The much-anticipated report on the investigation into Russia's role in the 2016 US presidential election has been submitted with opposition lawmakers pushing for its details to be made public.
Special Counsel Robert Mueller has handed in a keenly awaited report on his investigation into Russia's role in the 2016 presidential election and any potential wrongdoing by US President Donald Trump, the US Justice Department said on Friday.
Mueller submitted the report to Attorney General William Barr, the top US law enforcement official, the department said.
The report, still confidential, marks the end of Mueller's probe but sets the stage for big public fights to come.
Barr will have to decide how much to disclose.
It was not known if Mueller found criminal conduct by Trump or his campaign, beyond the charges already brought against several aides.
But AP quoted a Justice Department official saying that Mueller is not recommending any further indictments.
Mueller, a former FBI director, had been examining since 2017 whether Trump's campaign conspired with Moscow to try to influence the election and whether the Republican president later unlawfully tried to obstruct his investigation.
Trump has denied collusion and obstruction. Russia has denied election interference.
In a letter to lawmakers, Barr said Mueller had concluded the probe, that he is reviewing the report and will be consulting the deputy attorney general and Mueller to determine what information from it can be released to Congress.
Barr, a Trump appointee confirmed by the Senate in February, told the lawmakers he may be able to provide information to Congress on the report's findings as soon as this weekend.
The Russia investigation has cast a shadow over Trump's presidency and ensnared key figures including his former campaign chairman Paul Manafort, former personal lawyer Michael Cohen and national security adviser Michael Flynn, who already have either been convicted or pleaded guilty to charges brought by Mueller.
Trump has sought to discredit the investigation, calling it a "witch hunt" and accusing Mueller of conflicts of interest.
US intelligence agencies have concluded that Moscow meddled in the election with a campaign of email hacking and online propaganda aimed at sowing discord in the US, hurting Democratic candidate Hillary Clinton and helping Trump.

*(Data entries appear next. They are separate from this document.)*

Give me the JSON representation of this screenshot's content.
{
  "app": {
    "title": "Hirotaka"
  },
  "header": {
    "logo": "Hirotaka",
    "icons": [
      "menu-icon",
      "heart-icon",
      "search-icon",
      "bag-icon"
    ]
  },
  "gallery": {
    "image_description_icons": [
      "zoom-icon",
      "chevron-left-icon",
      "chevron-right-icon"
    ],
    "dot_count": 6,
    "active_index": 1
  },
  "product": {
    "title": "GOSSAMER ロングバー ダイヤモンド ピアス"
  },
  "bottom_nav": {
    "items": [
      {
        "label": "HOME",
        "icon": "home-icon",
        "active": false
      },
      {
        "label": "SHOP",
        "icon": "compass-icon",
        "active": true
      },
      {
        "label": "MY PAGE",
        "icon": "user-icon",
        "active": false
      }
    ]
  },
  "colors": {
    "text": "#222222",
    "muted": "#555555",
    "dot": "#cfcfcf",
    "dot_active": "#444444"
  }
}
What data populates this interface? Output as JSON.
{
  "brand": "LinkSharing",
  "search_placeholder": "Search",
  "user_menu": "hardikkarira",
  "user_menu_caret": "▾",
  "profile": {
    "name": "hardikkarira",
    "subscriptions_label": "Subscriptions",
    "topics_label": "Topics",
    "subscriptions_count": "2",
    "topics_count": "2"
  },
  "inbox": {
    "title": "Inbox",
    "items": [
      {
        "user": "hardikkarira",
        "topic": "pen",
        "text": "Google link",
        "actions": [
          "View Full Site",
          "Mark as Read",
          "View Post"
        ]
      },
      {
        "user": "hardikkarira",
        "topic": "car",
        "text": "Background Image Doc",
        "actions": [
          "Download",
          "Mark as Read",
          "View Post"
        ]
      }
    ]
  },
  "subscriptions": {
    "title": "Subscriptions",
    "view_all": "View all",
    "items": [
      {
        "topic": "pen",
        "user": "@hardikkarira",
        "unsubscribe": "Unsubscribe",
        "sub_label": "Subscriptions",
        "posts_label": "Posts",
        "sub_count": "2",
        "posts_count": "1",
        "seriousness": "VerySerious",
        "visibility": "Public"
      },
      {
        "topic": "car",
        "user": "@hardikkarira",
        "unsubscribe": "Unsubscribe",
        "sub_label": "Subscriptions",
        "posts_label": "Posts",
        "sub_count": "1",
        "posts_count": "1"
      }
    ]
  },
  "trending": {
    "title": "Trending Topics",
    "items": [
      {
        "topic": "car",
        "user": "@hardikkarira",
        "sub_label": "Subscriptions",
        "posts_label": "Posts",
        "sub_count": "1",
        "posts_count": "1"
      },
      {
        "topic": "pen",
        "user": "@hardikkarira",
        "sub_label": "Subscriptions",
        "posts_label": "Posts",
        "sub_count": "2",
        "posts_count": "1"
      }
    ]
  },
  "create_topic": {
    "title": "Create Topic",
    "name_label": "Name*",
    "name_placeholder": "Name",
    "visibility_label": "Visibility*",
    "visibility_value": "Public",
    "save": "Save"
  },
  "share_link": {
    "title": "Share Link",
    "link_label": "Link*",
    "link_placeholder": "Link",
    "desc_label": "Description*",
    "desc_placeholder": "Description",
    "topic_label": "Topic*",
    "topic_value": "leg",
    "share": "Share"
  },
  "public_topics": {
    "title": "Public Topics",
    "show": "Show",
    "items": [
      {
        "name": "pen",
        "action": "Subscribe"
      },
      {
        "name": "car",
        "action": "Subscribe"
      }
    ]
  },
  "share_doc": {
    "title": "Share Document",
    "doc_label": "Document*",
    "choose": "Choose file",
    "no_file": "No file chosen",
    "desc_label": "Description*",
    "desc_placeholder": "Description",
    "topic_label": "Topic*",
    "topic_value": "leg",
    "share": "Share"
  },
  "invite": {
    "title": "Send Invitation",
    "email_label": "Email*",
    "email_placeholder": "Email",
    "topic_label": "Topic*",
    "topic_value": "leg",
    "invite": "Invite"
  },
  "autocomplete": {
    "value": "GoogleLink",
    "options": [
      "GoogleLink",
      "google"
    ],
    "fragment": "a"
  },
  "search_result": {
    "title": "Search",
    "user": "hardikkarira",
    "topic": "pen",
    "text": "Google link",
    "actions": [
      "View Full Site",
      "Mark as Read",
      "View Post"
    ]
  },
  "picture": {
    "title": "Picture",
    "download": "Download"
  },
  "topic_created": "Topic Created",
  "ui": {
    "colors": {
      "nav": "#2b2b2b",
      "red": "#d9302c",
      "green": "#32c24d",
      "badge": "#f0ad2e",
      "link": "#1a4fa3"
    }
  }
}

Mueller's investigators have looked into a large number of contacts between people associated with Trump's campaign and Russia such as a meeting in New York's Trump Tower between members of the president's inner circle including his eldest son and a Kremlin-linked Russian lawyer five months before the election.
Release the report
House Speaker Nancy Pelosi and Senator Chuck Schumer say it is "imperative" to make the full report public.
The top congressional Democrats say, "The American people have a right to the truth."
In a joint statement, they say Attorney General Barr must not give Trump and his lawyers or staff any "sneak preview" of the findings or evidence.
"The White House must not be allowed to interfere in decisions about what parts of those findings or evidence are made public," they say.